Code

Download EDGAR filings

Open the program in Google CoLab

This program downloads EDGAR filings. The user can indicate the years, companies, and filing types they want to download (users can also choose to download filings for all companies). The program creates an index of the requested filings, downloads them from the EDGAR service, compresses them using GZIP, and saves them to the users Google Drive account. The index listing all the retrieved filings, the names of their associated downloaded file on Google Drive, and their associated companies, filing dates, and form types is also saved to the users Google Drive account as a .csv file and can be useful in subsequent processing of the downloaded filings. Note that the filings are downloaded as .txt files which contain HTML - this is how they appear natively on the EDGAR service.
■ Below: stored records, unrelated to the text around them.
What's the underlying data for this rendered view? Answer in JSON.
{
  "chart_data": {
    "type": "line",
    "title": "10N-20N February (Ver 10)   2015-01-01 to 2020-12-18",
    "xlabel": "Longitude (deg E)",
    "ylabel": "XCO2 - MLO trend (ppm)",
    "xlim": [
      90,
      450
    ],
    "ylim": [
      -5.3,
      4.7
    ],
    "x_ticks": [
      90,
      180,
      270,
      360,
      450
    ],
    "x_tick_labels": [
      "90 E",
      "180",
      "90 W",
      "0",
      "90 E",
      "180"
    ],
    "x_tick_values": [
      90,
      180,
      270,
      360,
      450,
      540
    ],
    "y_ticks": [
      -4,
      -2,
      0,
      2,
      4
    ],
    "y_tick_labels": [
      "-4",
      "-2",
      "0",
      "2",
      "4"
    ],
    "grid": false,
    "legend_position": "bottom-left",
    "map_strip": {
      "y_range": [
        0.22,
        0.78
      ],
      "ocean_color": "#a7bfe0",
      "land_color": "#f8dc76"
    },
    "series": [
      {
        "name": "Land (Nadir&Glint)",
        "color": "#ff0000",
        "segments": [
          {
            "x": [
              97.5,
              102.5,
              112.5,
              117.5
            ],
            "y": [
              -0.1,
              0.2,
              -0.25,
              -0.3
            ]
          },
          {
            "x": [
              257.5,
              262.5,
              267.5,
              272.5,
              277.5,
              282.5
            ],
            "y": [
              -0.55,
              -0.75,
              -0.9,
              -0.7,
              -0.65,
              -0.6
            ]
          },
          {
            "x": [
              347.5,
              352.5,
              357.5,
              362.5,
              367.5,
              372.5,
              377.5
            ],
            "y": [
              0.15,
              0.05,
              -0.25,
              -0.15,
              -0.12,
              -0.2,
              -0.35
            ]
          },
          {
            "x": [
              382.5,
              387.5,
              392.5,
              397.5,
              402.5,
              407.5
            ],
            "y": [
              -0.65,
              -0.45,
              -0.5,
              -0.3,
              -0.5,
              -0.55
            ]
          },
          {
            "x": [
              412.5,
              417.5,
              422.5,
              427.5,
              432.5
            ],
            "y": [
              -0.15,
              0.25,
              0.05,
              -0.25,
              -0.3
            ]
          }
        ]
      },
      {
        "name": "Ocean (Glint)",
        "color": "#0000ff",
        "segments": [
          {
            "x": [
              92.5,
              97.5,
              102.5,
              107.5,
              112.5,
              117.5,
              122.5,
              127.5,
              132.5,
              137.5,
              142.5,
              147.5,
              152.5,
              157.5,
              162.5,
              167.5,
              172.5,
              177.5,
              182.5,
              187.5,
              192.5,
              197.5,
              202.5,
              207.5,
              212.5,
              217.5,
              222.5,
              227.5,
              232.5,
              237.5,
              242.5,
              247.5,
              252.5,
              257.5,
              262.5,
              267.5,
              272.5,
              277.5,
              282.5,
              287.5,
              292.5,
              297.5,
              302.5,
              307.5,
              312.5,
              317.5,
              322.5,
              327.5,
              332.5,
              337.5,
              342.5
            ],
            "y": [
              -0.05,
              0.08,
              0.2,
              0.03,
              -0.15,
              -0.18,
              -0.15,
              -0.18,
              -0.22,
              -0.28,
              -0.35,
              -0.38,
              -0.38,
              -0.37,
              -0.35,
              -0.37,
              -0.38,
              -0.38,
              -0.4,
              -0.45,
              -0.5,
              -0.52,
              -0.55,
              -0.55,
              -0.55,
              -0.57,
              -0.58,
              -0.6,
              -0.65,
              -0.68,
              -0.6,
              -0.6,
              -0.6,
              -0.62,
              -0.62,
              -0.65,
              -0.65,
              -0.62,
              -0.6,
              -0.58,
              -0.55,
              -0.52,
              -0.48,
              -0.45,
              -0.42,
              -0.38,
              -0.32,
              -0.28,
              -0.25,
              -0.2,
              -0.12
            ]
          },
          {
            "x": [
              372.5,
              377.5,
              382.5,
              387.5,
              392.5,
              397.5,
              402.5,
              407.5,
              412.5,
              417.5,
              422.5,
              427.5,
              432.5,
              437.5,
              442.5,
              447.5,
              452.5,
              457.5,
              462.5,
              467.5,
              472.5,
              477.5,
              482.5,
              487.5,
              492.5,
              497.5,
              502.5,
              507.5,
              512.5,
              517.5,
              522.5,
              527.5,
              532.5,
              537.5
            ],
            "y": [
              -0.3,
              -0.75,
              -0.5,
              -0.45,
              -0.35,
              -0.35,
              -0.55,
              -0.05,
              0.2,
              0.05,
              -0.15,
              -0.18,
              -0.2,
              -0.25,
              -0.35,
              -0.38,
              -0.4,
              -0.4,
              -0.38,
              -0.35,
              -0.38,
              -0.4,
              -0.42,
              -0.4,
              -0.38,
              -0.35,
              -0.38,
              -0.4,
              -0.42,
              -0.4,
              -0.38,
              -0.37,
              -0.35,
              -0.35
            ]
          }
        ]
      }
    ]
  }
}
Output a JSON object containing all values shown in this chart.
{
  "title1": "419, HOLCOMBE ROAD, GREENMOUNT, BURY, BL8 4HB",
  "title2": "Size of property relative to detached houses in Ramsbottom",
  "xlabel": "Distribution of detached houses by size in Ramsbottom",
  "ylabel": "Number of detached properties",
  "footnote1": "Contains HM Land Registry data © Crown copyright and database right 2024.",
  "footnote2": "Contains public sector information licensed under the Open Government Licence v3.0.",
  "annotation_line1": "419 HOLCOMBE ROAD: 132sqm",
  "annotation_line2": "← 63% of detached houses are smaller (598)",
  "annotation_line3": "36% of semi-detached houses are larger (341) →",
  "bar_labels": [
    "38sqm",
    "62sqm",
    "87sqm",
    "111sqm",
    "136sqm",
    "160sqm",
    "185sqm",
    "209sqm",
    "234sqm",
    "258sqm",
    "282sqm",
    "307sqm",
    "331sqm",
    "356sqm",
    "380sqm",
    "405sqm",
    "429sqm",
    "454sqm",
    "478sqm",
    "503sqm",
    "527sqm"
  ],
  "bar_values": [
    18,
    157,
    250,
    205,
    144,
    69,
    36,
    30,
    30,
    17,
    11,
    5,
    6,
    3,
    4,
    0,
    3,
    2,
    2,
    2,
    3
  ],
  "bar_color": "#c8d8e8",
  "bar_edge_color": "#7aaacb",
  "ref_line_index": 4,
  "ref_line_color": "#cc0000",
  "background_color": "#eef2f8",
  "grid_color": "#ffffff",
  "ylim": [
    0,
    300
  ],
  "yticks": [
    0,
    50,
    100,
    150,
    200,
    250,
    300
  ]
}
Parse HTML in EDGAR filings

Open the program in Google CoLab

This program parses downloaded raw EDGAR filings using Beautiful Soup to extract the text. Text is saved to JSON files for later analysis. The user can indicate the years, companies, and filing types they want to parse, although all the related filings must already be downloaded.

Download Companies House Filing PDFs

Open the program in Google CoLab

This program allows for bulk downloads of Companies House filing PDFs based on a list of Registration Numbers and year range. The PDFs can either be downloaded locally or added to the user's Google Drive.